Franceinfo : le Sénégal, via le Fonds de promotion de l’Industrie cinématographique et audiovisuelle (Fopica), est coproducteur de « Tirailleurs ». Comment avez-vous été associé à ce film ?

Germain Coly : le projet nous est parvenu par Omar Sy (coproducteur et tête d’affiche de Tirailleurs). Il s’est déplacé jusqu’à Dakar pour exposer son projet il y a deux ans. Ensuite, la maison de production locale Sunu Films a soumis une requête de financement au Fopica. Il faut dire que le Sénégal ne peut pas être absent d’un projet comme Tirailleurs compte tenu du rôle que notre pays a joué dans la conservation de cette mémoire, le rôle que les tirailleurs – on les commerce d’ailleurs les tirailleurs sénégalais – ont joué. Il faut travailler à bien conserver cette mémoire et à la partager. Aujourd’hui, nous totaux fiers d’avoir participé à la production de cette belle histoire, racontée de manière brillante par des acteurs et un réalisateur. Nous avons eu Camp de Thiaroye de Sembène Ousmane qui a été un grand film, qu’Omar Sy et son réalisateur reviennent encore sur cette histoire comme si elle n’avait pas été suffisamment racontée montre vraiment l’intérêt de cette mémoire vive qu’il faut conserver.

Germain Coly, le directeur de la Cinématographie du Sénégal, le 18 mai 2022 à Canne, au sortir de la projection du film « Tirailleurs » de Mathieu Vadepied. (FG/FRANCEINFO)

Que fait le Sénégal pour la préserver ?

Le cimetière militaire de Thiaroye, où ont été enterrés ces tirailleurs, est bien valorisé par l’Etat sénégalais. Nous avons également un musée de l’armée et de l’histoire militaire où sont présentés les récits de complet ce qu’il s’est passé.
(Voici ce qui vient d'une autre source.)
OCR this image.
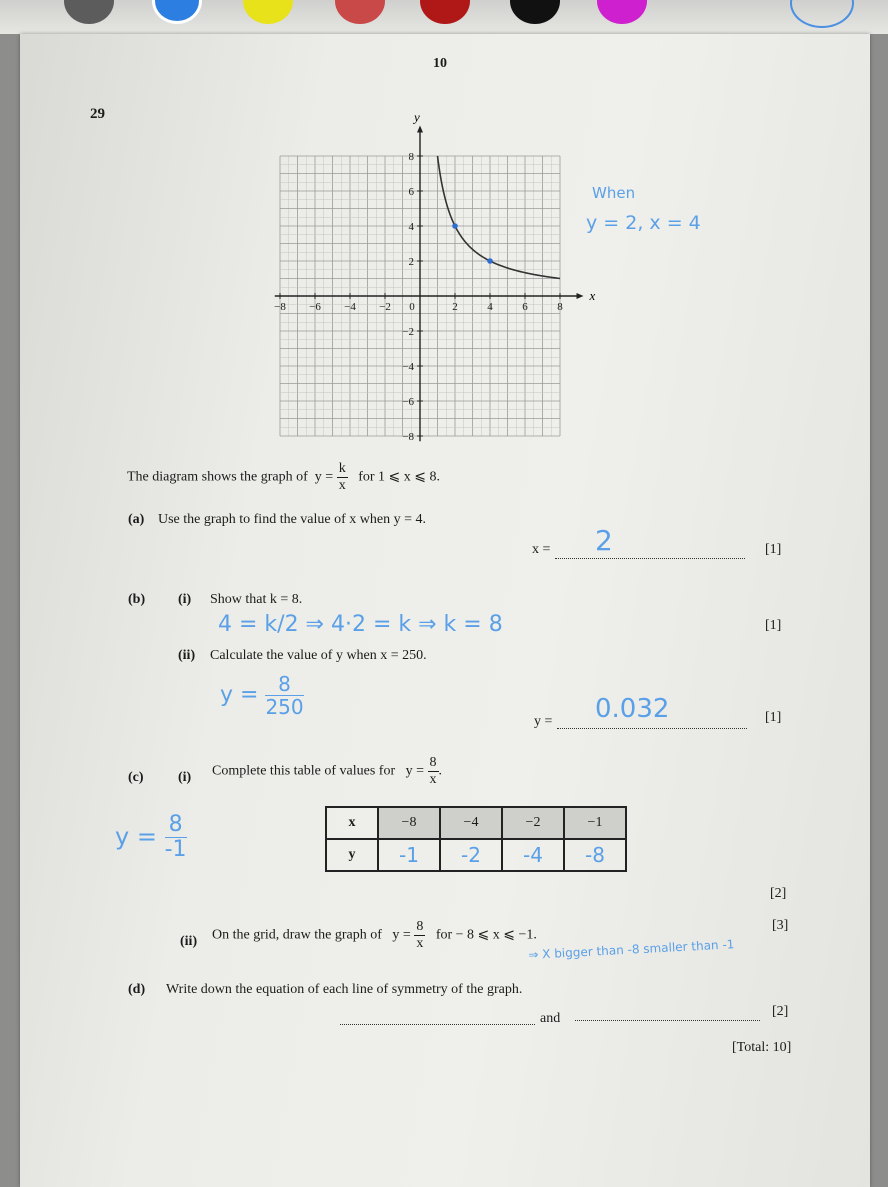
10
29
−8 −6 −4 −2 0	2	4	6	8
8
6
4
2
−2
−4
−6
−8
x
y
When
y = 2, x = 4
The diagram shows the graph of $y = \frac{k}{x}$ for 1 ⩽ x ⩽ 8.
(a) Use the graph to find the value of x when y = 4.
x = 2	[1]
(b) (i) Show that k = 8.
4 = k/2 ⇒ 4·2 = k ⇒ k = 8	[1]
(ii) Calculate the value of y when x = 250.
$y = \frac{8}{250}$
y = 0.032	[1]
(c) (i) Complete this table of values for $y = \frac{8}{x}$ .
$y = \frac{8}{-1}$	x	−8	−4	−2	−1
y	-1	-2	-4	-8
[2]
(ii) On the grid, draw the graph of $y = \frac{8}{x}$ for − 8 ⩽ x ⩽ −1.
[3]
⇒ X bigger than -8 smaller than -1
(d) Write down the equation of each line of symmetry of the graph.
and	[2]
[Total: 10]
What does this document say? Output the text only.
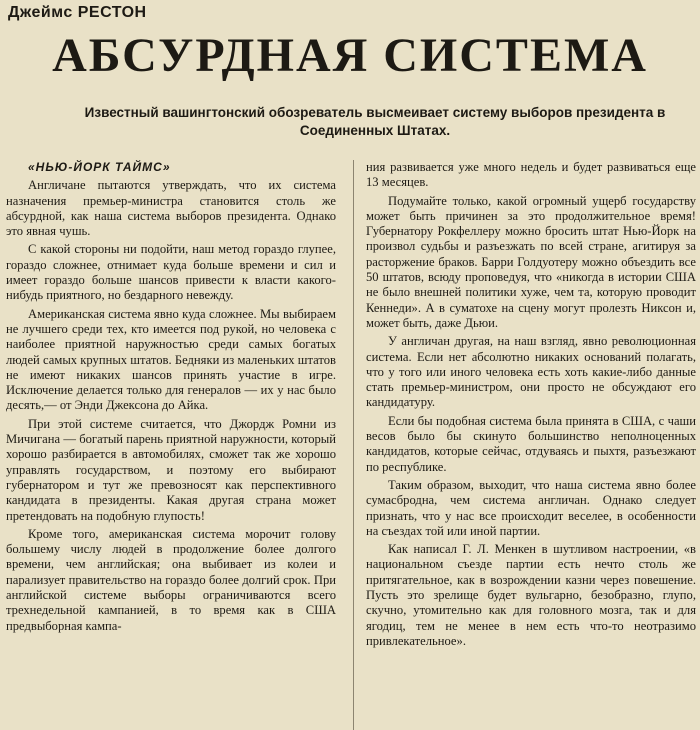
Джеймс РЕСТОН
АБСУРДНАЯ СИСТЕМА
Известный вашингтонский обозреватель высмеивает систему выборов президента в Соединенных Штатах.

«НЬЮ-ЙОРК ТАЙМС»

Англичане пытаются утверждать, что их система назначения премьер-министра становится столь же абсурдной, как наша система выборов президента. Однако это явная чушь.

С какой стороны ни подойти, наш метод гораздо глупее, гораздо сложнее, отнимает куда больше времени и сил и имеет гораздо больше шансов привести к власти какого-нибудь приятного, но бездарного невежду.

Американская система явно куда сложнее. Мы выбираем не лучшего среди тех, кто имеется под рукой, но человека с наиболее приятной наружностью среди самых богатых людей самых крупных штатов. Бедняки из маленьких штатов не имеют никаких шансов принять участие в игре. Исключение делается только для генералов — их у нас было десять,— от Энди Джексона до Айка.

При этой системе считается, что Джордж Ромни из Мичигана — богатый парень приятной наружности, который хорошо разбирается в автомобилях, сможет так же хорошо управлять государством, и поэтому его выбирают губернатором и тут же превозносят как перспективного кандидата в президенты. Какая другая страна может претендовать на подобную глупость!

Кроме того, американская система морочит голову большему числу людей в продолжение более долгого времени, чем английская; она выбивает из колеи и парализует правительство на гораздо более долгий срок. При английской системе выборы ограничиваются всего трехнедельной кампанией, в то время как в США предвыборная кампа-

ния развивается уже много недель и будет развиваться еще 13 месяцев.

Подумайте только, какой огромный ущерб государству может быть причинен за это продолжительное время! Губернатору Рокфеллеру можно бросить штат Нью-Йорк на произвол судьбы и разъезжать по всей стране, агитируя за расторжение браков. Барри Голдуотеру можно объездить все 50 штатов, всюду проповедуя, что «никогда в истории США не было внешней политики хуже, чем та, которую проводит Кеннеди». А в суматохе на сцену могут пролезть Никсон и, может быть, даже Дьюи.

У англичан другая, на наш взгляд, явно революционная система. Если нет абсолютно никаких оснований полагать, что у того или иного человека есть хоть какие-либо данные стать премьер-министром, они просто не обсуждают его кандидатуру.

Если бы подобная система была принята в США, с чаши весов было бы скинуто большинство неполноценных кандидатов, которые сейчас, отдуваясь и пыхтя, разъезжают по республике.

Таким образом, выходит, что наша система явно более сумасбродна, чем система англичан. Однако следует признать, что у нас все происходит веселее, в особенности на съездах той или иной партии.

Как написал Г. Л. Менкен в шутливом настроении, «в национальном съезде партии есть нечто столь же притягательное, как в возрождении казни через повешение. Пусть это зрелище будет вульгарно, безобразно, глупо, скучно, утомительно как для головного мозга, так и для ягодиц, тем не менее в нем есть что-то неотразимо привлекательное».
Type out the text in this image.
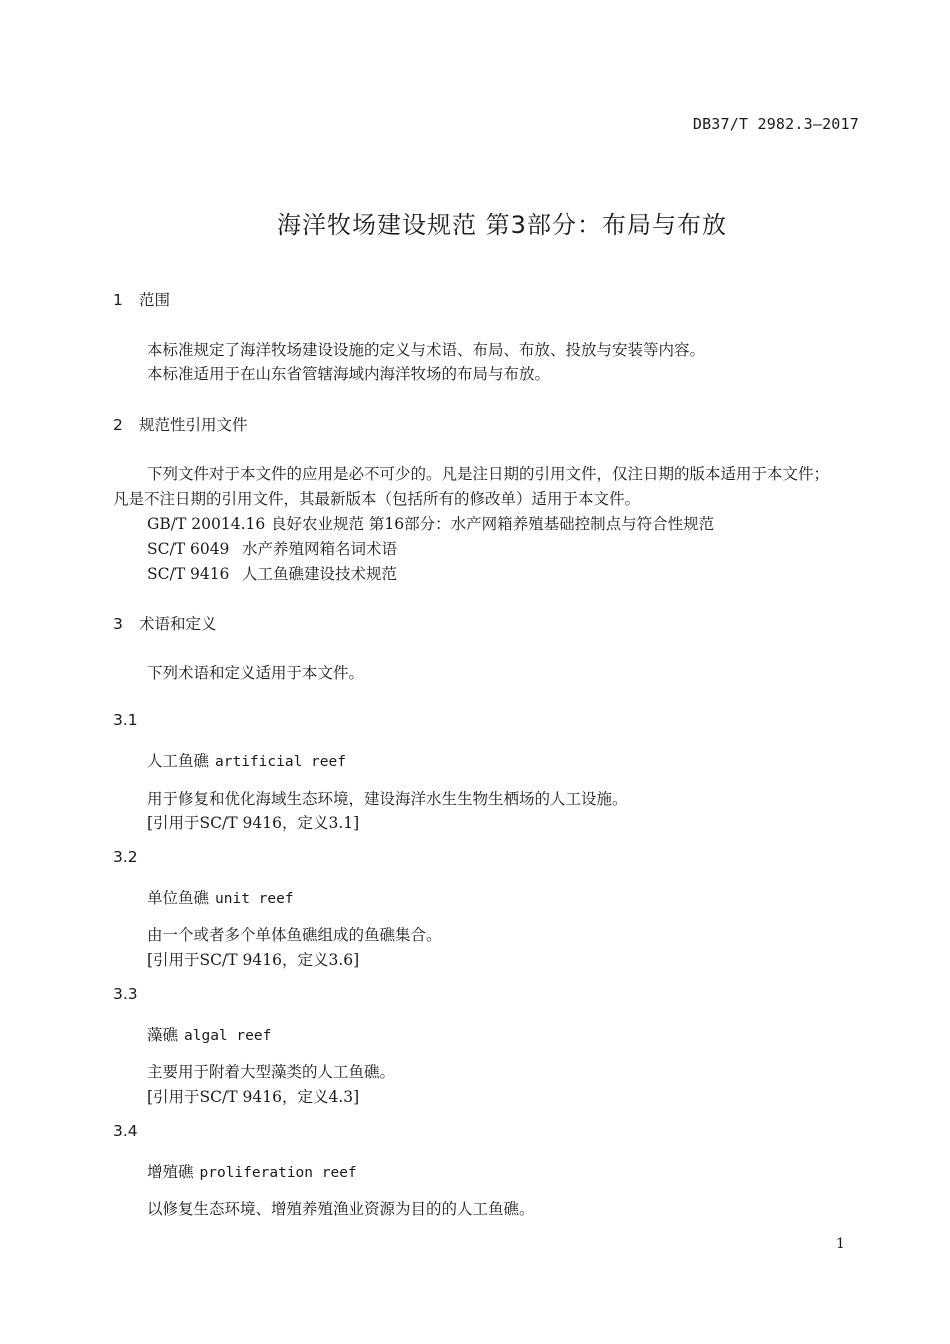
DB37/T 2982.3—2017
海洋牧场建设规范 第3部分：布局与布放
1 范围
本标准规定了海洋牧场建设设施的定义与术语、布局、布放、投放与安装等内容。
本标准适用于在山东省管辖海域内海洋牧场的布局与布放。
2 规范性引用文件
下列文件对于本文件的应用是必不可少的。凡是注日期的引用文件，仅注日期的版本适用于本文件；
凡是不注日期的引用文件，其最新版本（包括所有的修改单）适用于本文件。
GB/T 20014.16 良好农业规范 第16部分：水产网箱养殖基础控制点与符合性规范
SC/T 6049 水产养殖网箱名词术语
SC/T 9416 人工鱼礁建设技术规范
3 术语和定义
下列术语和定义适用于本文件。
3.1
人工鱼礁 artificial reef
用于修复和优化海域生态环境，建设海洋水生生物生栖场的人工设施。
[引用于SC/T 9416，定义3.1]
3.2
单位鱼礁 unit reef
由一个或者多个单体鱼礁组成的鱼礁集合。
[引用于SC/T 9416，定义3.6]
3.3
藻礁 algal reef
主要用于附着大型藻类的人工鱼礁。
[引用于SC/T 9416，定义4.3]
3.4
增殖礁 proliferation reef
以修复生态环境、增殖养殖渔业资源为目的的人工鱼礁。
1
Le Sénégal travaille à la valorisation de cette mémoire-là et le cinéma le fait de la meilleure manière : ce que nous avons vu nous donne satisfaction et encourage les réalisateurs à travailler sur ce genre de sujet.

Ce film est une coproduction franco-sénégalaise. A Cannes, vous allez signer un nouvel accord de coproduction avec la France…

Nous avons renégocié l’accord de coproduction avec la France dont le dernier date de 1992. Le ministre de la Culture Abdoulaye Diop sera à Cannes et nous allons procéder à la signature du nouvel accord qui permettra aux professionnels, non seulement des deux pays de travailler, mais parce que à ceux de l’espace de la Communauté économique des Etats de l’Afrique de l’Ouest (Cédéao) d’en bénéficier.

LAISSER UN COMMENTAIRE

S'il vous plaît entrez votre commentaire!